One strategy toward that outcome is to replace much of the pricey cobalt found in battery cathodes with low-cost nickel, and one target for this strategy is the nickel-manganese-cobalt (NMC) cathodes now used in some lithium-ion batteries. Battery manufacturers would like to increase the proportion of nickel relative to cobalt in NMC cathodes. Doing so would not only reduce battery cost but also boost the charge capacity because of nickel’s electrochemical properties.
But previous studies have shown that raising the nickel content in NMC cathodes triggers harmful reactions—for example, with the electrolyte solution—that quickly degrade batteries. The process often causes micrometer-sized cathode particles to crumble, eventually rendering the battery unable to recharge.

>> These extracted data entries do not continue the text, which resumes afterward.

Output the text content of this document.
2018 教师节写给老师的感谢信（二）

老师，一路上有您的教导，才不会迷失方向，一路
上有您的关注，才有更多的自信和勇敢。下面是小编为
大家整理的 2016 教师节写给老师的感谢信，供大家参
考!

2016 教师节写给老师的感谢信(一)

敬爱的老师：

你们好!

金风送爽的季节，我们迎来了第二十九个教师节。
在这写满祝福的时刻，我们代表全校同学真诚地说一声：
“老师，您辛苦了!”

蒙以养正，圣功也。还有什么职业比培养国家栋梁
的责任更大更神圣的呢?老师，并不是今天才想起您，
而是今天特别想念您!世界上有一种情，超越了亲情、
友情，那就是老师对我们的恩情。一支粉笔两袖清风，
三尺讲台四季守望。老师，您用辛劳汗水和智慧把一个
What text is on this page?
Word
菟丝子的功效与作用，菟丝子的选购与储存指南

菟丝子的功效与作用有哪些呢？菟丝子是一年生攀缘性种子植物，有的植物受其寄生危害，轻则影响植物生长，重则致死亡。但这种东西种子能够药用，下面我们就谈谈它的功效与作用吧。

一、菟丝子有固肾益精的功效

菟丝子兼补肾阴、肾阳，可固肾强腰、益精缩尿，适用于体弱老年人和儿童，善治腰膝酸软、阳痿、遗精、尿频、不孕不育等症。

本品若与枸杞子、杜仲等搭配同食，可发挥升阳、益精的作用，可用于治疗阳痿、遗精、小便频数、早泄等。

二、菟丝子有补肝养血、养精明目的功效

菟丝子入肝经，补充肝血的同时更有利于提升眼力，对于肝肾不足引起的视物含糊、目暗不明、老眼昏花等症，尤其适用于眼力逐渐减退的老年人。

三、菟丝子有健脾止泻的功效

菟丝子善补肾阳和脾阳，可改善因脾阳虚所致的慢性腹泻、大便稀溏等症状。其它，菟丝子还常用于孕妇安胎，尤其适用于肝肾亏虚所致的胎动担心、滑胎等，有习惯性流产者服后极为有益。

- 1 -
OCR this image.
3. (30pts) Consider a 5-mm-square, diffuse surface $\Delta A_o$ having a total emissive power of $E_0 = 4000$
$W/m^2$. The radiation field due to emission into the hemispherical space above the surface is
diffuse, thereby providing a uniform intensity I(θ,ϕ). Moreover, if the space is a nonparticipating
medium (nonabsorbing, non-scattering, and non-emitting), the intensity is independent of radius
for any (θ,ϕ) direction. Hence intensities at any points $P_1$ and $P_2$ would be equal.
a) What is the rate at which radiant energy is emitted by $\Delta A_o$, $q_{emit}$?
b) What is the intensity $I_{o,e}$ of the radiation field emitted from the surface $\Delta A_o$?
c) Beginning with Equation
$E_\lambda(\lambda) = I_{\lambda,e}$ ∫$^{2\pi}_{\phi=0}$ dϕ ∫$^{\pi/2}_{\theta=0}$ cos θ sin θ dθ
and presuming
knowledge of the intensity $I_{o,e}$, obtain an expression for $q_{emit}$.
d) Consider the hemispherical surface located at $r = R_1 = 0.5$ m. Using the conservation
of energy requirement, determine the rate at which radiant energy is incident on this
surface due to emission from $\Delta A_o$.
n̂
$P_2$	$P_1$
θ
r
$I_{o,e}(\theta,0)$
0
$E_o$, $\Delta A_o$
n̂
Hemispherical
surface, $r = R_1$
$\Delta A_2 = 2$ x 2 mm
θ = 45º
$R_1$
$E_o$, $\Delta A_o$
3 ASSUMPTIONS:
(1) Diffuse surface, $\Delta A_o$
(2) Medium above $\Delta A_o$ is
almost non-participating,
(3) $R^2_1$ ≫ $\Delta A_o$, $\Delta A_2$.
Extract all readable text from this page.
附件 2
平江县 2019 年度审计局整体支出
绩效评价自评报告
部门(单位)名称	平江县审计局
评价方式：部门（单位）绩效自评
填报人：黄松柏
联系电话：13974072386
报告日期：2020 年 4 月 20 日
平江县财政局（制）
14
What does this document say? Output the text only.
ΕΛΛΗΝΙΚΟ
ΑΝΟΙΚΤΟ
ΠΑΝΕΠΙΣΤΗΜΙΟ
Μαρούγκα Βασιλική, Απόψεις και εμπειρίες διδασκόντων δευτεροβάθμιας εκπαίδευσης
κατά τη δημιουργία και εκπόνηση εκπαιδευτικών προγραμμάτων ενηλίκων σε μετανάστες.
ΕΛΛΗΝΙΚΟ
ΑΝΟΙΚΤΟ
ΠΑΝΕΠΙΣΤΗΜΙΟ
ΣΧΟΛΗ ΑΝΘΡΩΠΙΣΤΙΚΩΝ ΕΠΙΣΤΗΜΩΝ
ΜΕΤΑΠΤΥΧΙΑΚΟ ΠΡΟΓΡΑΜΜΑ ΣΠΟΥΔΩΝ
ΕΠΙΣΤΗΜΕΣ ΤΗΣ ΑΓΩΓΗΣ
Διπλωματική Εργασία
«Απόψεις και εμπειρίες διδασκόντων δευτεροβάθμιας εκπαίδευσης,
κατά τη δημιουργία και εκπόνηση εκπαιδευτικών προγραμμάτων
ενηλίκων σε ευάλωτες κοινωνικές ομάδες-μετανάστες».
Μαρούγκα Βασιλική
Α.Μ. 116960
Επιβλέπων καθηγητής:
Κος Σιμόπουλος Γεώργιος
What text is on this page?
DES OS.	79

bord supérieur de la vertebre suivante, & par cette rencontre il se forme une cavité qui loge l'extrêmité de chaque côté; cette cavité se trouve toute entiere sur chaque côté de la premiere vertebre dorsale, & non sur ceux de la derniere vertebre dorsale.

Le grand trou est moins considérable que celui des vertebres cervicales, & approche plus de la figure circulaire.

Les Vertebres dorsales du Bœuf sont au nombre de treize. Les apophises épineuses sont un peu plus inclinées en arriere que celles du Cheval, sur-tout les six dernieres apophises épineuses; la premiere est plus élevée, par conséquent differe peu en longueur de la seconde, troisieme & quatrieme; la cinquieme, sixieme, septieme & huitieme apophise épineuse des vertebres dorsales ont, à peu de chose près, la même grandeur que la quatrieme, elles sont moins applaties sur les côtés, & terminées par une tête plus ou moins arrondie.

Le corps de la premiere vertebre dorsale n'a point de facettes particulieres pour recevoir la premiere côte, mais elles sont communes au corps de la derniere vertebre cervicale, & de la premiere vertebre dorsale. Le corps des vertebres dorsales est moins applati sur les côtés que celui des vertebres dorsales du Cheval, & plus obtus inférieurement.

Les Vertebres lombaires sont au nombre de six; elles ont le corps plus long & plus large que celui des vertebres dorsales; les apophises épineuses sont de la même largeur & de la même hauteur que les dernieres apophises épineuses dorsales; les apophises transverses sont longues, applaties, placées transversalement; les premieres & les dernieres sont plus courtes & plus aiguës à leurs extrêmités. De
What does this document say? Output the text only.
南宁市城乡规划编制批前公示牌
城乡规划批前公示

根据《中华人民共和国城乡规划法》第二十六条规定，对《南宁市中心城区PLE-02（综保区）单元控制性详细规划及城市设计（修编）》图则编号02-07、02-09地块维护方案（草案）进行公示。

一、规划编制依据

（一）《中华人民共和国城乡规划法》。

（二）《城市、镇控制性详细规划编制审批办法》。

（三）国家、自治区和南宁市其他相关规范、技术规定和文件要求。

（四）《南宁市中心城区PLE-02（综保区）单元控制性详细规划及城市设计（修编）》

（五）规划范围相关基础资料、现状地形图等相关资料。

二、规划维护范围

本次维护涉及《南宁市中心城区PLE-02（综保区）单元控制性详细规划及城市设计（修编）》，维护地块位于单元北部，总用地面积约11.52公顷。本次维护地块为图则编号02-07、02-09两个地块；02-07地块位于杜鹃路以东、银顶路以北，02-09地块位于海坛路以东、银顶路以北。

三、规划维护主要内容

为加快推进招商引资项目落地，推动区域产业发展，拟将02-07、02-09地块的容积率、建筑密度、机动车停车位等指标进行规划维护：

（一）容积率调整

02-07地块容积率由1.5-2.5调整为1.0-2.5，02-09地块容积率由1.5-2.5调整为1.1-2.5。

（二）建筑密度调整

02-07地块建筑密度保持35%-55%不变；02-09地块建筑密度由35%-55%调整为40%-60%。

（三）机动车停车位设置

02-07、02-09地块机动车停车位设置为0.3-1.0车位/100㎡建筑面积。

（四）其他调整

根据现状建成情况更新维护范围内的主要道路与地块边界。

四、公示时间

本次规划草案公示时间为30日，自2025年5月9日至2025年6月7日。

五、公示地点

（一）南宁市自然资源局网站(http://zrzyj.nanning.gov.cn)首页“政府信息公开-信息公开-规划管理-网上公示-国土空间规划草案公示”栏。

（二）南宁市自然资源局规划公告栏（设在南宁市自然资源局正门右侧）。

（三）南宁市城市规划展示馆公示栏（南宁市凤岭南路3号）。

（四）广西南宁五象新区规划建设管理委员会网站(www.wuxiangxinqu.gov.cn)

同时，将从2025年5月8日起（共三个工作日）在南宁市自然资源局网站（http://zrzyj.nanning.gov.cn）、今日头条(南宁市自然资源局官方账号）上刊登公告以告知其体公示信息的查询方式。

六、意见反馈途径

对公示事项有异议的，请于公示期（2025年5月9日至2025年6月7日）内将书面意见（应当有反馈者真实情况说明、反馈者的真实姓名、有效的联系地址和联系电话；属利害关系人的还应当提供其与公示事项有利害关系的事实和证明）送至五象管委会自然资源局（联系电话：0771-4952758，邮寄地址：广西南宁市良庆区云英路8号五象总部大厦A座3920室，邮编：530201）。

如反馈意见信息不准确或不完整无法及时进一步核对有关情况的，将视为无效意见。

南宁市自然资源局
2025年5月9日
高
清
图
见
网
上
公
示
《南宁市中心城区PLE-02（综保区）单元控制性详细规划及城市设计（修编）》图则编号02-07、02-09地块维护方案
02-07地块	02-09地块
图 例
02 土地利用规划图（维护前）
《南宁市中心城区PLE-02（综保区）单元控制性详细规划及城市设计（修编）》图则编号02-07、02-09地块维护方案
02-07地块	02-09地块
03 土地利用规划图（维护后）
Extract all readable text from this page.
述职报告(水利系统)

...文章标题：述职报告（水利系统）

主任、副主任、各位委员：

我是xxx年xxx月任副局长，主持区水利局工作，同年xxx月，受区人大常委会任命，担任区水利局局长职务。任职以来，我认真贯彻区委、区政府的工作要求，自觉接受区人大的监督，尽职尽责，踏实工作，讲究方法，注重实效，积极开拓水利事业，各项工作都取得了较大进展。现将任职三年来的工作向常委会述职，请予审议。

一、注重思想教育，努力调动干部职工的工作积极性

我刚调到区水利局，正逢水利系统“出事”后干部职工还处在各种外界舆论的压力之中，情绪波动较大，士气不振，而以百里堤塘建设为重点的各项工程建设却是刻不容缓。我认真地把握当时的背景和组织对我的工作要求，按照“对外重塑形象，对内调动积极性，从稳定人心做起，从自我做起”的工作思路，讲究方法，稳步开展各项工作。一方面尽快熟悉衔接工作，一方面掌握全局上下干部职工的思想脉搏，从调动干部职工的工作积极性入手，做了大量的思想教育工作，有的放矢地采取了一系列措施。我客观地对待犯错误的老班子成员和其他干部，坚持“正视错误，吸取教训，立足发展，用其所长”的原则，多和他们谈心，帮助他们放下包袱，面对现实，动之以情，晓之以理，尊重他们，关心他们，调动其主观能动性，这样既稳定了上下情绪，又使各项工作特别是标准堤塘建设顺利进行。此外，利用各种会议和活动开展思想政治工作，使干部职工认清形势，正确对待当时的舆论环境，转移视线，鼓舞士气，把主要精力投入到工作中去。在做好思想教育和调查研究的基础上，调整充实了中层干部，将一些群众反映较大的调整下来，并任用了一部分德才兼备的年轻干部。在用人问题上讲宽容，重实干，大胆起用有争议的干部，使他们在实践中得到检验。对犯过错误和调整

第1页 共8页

Jie Xiao of Pacific Northwest National Laboratory and coworkers have now come up with a way around those problems, making an especially rugged and nickel-rich NMC cathode material. The team has also uncovered the way the material changes physically over charging cycles, a finding that could help researchers further improve the cathodes.
The key to the work was devising a method for growing micrometer-sized NMC single crystals containing nearly 80% nickel—an increase in nickel content of 30–40% over some NMC materials. Compared with typical NMC cathodes, which are micrometer-sized agglomerates of nanocrystals, the single-crystal form has fewer sites where unwanted reactions can occur, is less susceptible to crumbling during charging cycles, and can store about 25% more charge (Science 2020, DOI: 10.1126/science.abc3167).
Although the hardy material resists crumbling, it’s not indestructible. Battery tests and microscopy revealed that during charging and discharging, the particles’ microscopic layers shift back and forth, a bit like cards sliding partway out and then back into a deck. The sliding, which is mostly reversible and caused by lithium ions moving in and out of the material, eventually causes tiny cracks to form in the particles, which begins the cathode’s decay.
Having identified this mechanism, the team is studying ways to minimize the sliding damage. Initial results indicate that keeping the particles smaller than 3.5 µm and operating the cathodes at about 4.2 V, a typical battery voltage, should help make the tough particles even tougher.
Describing the study as “interesting and impactful,” M. Stanley Whittingham of Binghamton University, who won the Nobel Prize in Chemistry for his work on lithium-ion batteries, says these results give great guidance for using such materials in commercial systems with very high energy density.
And Shirley Meng, a battery specialist at the University of California San Diego, remarks that not only are the synthesis results impressive, but so too is the detailed microscopy analysis, which shows why this material is durable.